Japan's new transport minister is reviewing the previous government's plans to bail out ailing Japan Airlines.
In early July, the Japanese government guaranteed ¥100 billion ($1.1 billion) in loans that the oneworld alliance carrier obtained from five Japanese banks, including some government financial institutions. This is on top of earlier loans by the government. The LDP government also formed a panel to look into the airline's restructuring plans.
This came after JAL reported ¥99 billion net loss in the three months to 30 June, up sharply from a loss of ¥3.4 billion a year before.

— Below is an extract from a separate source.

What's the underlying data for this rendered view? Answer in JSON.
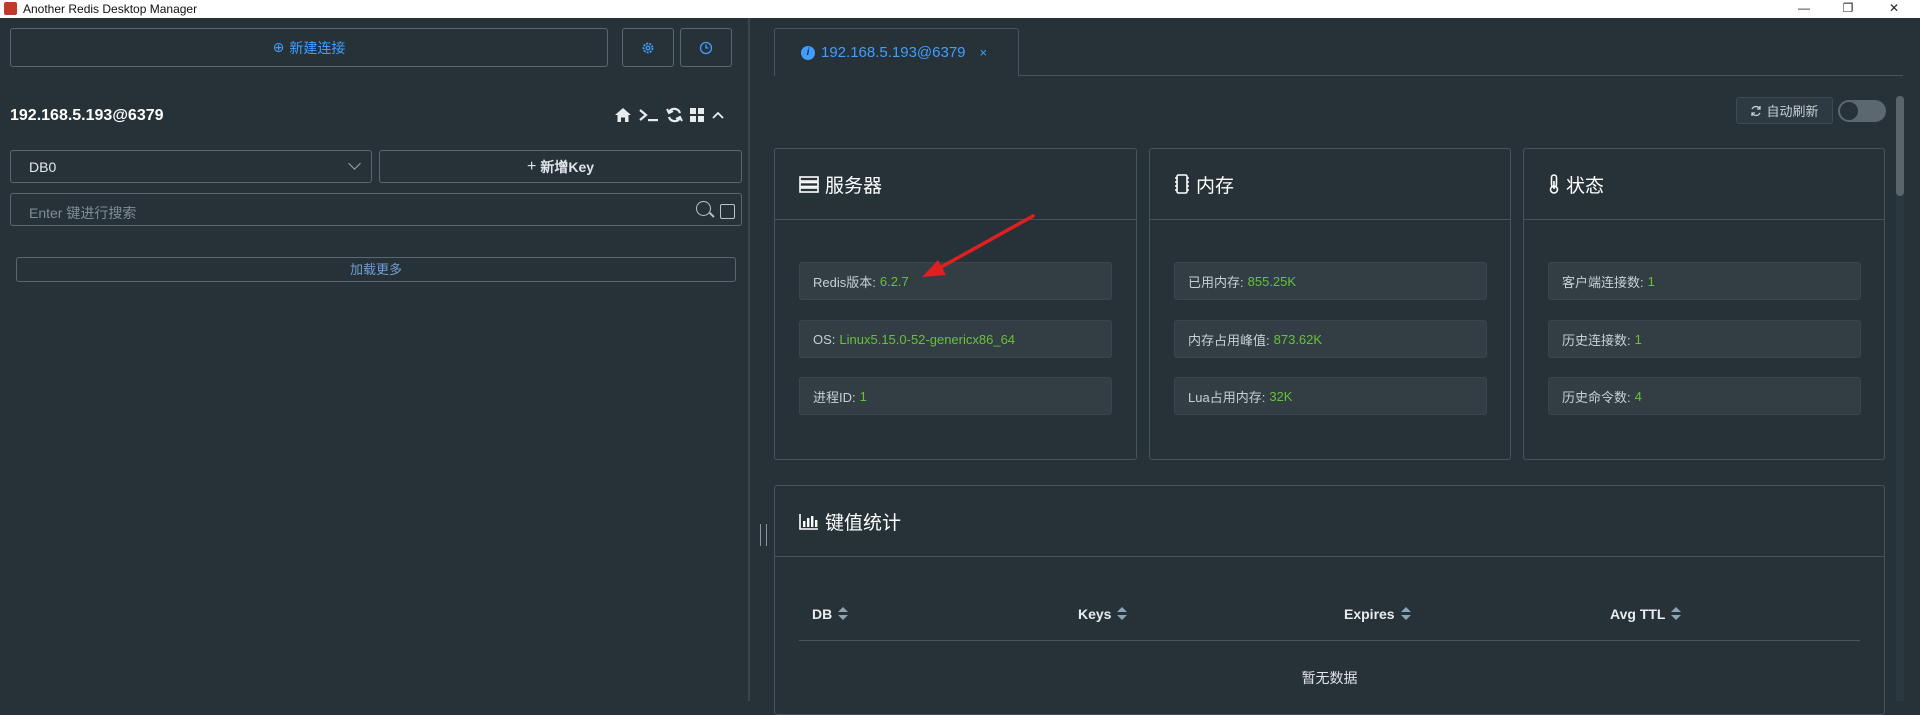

Operating revenue fell 32% to ¥334.8 billion due to adverse international cargo and passenger traffic.
The Democratic Party of Japan, which defeated the LDP in general elections earlier this month, will take a second look at the plans, especially in light of news that US carriers like Delta Air Lines and American Airlines may be keen to invest in JAL.
"We want to drop for now the committee that comes from the LDP government," Seiji Maehara, the new transport minister, said at a press conference yesterday, according to the Japanese media.
"At the same time, I want to sincerely listen to what the Development Bank of Japan and financial institutions that have provided loans to JAL now have to say, and judge if JAL's rebuilding plans are feasible."
Observers believe that the DPJ government may not be as keen as the LDP to use public money to help JAL, a move that rival carrier All Nippon Airways has opposed as well.
Any change would mean that JAL may have no choice but to look to a foreign investor to raise the money needed to reduce its debt, and to restructure its operations.
A JAL spokeswoman says that the airline does not have a response to Maehara's statements. JAL is working on a medium-term business plan, which will review its operations for the three years to 31 March 2012, that it plans to release in the next month.